It was in February last year that GAME announced its bold plans to transform its business.
The new strategy featured in-store mobile technology, a focus on reward cards, click and collect, a revamped website and plans to triple its digital revenues by 2013. But most importantly, it saw GAME secure a 160m three and a half year banking facility.
A month later in March, GAME announced it would be running its own consumer show: GAMEfest.
Come April and the first cracks began to show, with the Group posting annual profits (for the year ending January 2011) of 28.5m, down from 88.6m the year before. But GAME was confident. In the longer term, we are putting GAME in the right place to deliver the strongest returns as the industry continues to change and evolve,” said CEO Ian Shepherd.
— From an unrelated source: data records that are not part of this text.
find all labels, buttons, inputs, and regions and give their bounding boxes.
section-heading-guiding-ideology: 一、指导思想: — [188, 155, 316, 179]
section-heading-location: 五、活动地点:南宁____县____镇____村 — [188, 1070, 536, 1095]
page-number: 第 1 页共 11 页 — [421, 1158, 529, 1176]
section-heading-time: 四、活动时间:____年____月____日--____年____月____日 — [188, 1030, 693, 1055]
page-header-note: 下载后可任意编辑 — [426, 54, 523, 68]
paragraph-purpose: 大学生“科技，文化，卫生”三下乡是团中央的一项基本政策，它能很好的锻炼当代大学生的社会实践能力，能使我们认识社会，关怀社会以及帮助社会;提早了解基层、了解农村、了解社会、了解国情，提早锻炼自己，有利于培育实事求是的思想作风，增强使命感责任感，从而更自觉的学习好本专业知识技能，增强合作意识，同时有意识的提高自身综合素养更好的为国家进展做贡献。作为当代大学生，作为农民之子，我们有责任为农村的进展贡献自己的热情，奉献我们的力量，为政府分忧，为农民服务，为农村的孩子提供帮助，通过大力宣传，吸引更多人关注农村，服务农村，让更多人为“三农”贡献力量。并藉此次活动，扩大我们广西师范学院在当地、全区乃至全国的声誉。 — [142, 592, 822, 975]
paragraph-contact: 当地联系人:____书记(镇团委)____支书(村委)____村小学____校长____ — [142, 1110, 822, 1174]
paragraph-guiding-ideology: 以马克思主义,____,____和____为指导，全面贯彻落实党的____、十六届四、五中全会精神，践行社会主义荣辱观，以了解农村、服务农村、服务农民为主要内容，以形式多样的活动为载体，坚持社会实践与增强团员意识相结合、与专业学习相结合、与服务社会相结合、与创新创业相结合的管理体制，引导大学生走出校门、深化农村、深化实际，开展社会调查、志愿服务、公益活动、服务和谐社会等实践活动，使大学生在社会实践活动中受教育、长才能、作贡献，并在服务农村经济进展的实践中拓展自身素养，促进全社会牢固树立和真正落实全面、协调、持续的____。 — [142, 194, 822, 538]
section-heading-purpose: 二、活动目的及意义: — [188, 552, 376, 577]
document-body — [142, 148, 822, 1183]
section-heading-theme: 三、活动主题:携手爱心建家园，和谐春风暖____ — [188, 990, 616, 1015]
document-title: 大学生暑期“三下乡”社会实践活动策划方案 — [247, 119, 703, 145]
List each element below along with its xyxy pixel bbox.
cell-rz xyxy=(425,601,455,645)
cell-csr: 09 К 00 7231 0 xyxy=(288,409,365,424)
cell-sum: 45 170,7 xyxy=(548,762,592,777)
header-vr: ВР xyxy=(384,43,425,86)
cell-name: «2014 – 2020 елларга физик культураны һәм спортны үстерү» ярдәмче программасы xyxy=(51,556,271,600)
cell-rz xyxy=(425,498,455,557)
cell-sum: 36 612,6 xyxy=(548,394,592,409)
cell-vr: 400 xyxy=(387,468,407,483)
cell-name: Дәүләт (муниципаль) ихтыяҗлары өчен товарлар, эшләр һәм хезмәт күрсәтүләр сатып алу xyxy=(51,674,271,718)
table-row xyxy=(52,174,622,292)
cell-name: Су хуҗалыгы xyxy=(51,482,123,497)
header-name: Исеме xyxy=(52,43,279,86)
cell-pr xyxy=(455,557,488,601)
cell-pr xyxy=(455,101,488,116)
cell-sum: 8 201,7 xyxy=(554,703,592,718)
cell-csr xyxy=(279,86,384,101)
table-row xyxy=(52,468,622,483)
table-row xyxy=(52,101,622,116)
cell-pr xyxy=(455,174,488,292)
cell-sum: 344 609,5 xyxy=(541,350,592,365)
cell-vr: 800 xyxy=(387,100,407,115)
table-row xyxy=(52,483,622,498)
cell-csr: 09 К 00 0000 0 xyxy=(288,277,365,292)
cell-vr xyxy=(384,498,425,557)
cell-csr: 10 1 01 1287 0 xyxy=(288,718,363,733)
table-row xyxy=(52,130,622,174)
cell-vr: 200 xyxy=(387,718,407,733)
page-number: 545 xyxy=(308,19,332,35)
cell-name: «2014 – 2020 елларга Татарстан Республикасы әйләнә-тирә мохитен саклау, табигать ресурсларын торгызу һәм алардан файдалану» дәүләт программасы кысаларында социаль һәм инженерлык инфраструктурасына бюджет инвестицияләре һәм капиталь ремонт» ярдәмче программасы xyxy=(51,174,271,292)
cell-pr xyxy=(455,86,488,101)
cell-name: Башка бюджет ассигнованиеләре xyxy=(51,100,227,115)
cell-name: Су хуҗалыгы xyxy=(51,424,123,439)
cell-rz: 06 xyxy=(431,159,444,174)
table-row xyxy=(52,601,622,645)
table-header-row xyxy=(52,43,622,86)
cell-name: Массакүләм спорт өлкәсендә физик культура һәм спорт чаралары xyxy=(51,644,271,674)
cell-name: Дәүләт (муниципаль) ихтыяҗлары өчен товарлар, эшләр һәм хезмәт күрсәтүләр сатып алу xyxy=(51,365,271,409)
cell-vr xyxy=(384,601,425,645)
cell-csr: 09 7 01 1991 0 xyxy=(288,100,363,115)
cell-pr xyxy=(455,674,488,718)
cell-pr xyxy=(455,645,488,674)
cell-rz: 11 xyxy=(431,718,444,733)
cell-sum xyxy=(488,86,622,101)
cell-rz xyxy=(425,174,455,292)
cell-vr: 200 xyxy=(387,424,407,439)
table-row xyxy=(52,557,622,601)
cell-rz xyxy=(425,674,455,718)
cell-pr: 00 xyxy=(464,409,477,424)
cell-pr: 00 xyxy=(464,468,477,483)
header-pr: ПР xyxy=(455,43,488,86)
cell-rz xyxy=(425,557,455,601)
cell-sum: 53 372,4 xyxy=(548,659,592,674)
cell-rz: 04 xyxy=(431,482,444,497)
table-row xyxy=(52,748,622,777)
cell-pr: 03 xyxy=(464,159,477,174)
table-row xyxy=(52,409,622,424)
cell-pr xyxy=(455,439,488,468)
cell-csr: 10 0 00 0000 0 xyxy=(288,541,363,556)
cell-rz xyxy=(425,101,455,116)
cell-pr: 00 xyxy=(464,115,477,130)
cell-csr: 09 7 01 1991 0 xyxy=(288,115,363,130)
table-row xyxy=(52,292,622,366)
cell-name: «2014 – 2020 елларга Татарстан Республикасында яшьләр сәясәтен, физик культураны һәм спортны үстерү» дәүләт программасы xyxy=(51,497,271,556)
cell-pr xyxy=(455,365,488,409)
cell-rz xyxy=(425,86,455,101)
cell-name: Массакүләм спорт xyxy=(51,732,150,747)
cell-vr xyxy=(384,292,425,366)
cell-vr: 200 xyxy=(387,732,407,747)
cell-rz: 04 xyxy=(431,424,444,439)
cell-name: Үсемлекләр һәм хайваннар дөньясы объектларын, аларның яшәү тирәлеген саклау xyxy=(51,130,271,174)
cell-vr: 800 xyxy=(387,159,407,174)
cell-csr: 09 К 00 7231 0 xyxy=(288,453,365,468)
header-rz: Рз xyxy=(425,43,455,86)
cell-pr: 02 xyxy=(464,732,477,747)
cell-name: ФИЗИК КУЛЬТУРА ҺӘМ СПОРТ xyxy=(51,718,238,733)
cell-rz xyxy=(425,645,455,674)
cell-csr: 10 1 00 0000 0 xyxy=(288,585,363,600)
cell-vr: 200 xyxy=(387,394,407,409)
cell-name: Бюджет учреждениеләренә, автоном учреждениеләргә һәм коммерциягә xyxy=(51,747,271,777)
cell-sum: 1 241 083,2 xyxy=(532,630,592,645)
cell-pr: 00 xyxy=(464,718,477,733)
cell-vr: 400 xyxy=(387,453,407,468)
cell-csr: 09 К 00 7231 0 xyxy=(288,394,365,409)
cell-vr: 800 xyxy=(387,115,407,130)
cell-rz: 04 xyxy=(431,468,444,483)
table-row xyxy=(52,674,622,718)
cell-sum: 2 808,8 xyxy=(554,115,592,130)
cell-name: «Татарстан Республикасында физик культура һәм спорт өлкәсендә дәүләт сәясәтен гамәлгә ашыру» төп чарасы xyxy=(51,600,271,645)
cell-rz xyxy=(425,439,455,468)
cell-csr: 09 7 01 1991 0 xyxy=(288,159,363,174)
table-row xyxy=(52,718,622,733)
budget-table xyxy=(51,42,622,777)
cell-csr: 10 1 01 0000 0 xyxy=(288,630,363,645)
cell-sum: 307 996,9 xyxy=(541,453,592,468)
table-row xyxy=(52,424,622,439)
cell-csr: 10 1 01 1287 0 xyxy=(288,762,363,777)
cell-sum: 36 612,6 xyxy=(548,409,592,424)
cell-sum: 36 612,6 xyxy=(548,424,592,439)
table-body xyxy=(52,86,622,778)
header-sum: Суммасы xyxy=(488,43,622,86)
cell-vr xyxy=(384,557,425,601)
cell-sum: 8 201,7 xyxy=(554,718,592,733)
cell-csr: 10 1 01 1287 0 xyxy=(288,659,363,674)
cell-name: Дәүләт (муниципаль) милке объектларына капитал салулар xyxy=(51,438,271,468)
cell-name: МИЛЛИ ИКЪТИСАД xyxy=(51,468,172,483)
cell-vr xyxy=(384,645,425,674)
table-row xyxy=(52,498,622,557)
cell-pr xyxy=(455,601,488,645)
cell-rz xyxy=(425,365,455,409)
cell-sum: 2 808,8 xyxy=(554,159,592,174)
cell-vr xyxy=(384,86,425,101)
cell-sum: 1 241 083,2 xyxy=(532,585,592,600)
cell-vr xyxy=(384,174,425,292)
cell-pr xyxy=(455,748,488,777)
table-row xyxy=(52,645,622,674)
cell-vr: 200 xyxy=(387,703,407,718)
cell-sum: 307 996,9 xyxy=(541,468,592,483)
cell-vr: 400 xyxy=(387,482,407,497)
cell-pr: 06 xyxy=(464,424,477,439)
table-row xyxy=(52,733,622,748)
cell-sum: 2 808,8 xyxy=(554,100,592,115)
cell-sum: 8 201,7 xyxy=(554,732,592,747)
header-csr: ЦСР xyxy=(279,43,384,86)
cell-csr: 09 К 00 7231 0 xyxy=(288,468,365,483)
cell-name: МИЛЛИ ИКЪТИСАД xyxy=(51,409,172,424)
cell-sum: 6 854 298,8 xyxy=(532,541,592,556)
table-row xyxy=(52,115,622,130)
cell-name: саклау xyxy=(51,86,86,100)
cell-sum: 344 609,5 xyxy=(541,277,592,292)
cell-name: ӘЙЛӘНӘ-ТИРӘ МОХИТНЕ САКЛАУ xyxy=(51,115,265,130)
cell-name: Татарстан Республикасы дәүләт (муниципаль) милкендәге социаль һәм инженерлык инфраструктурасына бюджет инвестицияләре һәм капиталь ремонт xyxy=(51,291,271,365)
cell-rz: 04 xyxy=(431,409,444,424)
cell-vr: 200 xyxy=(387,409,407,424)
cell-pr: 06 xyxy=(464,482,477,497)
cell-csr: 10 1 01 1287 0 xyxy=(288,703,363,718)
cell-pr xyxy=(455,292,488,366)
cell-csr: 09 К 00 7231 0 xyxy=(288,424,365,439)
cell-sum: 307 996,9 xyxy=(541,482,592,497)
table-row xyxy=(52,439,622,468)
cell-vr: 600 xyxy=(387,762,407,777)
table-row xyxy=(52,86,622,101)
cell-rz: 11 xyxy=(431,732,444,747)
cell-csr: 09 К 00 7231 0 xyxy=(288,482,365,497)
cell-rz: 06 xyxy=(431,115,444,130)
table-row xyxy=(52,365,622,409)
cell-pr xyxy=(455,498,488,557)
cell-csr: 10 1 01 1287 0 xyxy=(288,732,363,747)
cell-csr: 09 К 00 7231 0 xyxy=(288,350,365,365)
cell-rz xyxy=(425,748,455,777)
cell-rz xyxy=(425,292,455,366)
But conditions got worse, and come June GAME admitted that the market ‘has been more challenging than anticipated’.
Between February 1st and June 11th 2011, GAME’s revenue was down 12.8 per cent. However, the retailer was optimistic following good sales of Rockstar’s new IP L.A. Noire.
Sadly, things didn’t get better, and in September GAME announced for the 26 weeks ending July 31st, 2011that sales were down 9.9 per cent and that losses had increased to 48m. But it was ok, because the next ten weeks – with releases such as Modern Warfare 3, FIFA 12, Forza 4, Arkham City, Skyward Sword, Battlefield 3 and more – would help it bounce back.
Except it didn’t. And come January, GAME announced that UK sales plunged 17.6 per cent and that it could face lender action.
Credit insurers soon pulled support, and the retailer struggled to bring in new games.
GAME’s banks threw the firm a lifeline in February with a new, reduced banking facility.
But the struggle was far from over. GAME had to get its suppliers on board and get better terms. It held a meeting with its suppliers at BAFTA to explain what was required in order to see the retailer survive.
Although early reports suggested the meeting was a success, GAME has failed to win over some big suppliers – namely EA, Nintendo, and most recently, Capcom. The firm has since missed out on major release Mass Effect 3 and Street Fighter X Tekken.
The situation has taken GAME to the brink of collapse. And this month, the firm is seeking a buyer and admits it may have to enter administration.
There are reportedly four interested parties in GAME Group: Wal-Mart, GameStop, Hilco and OpCapita.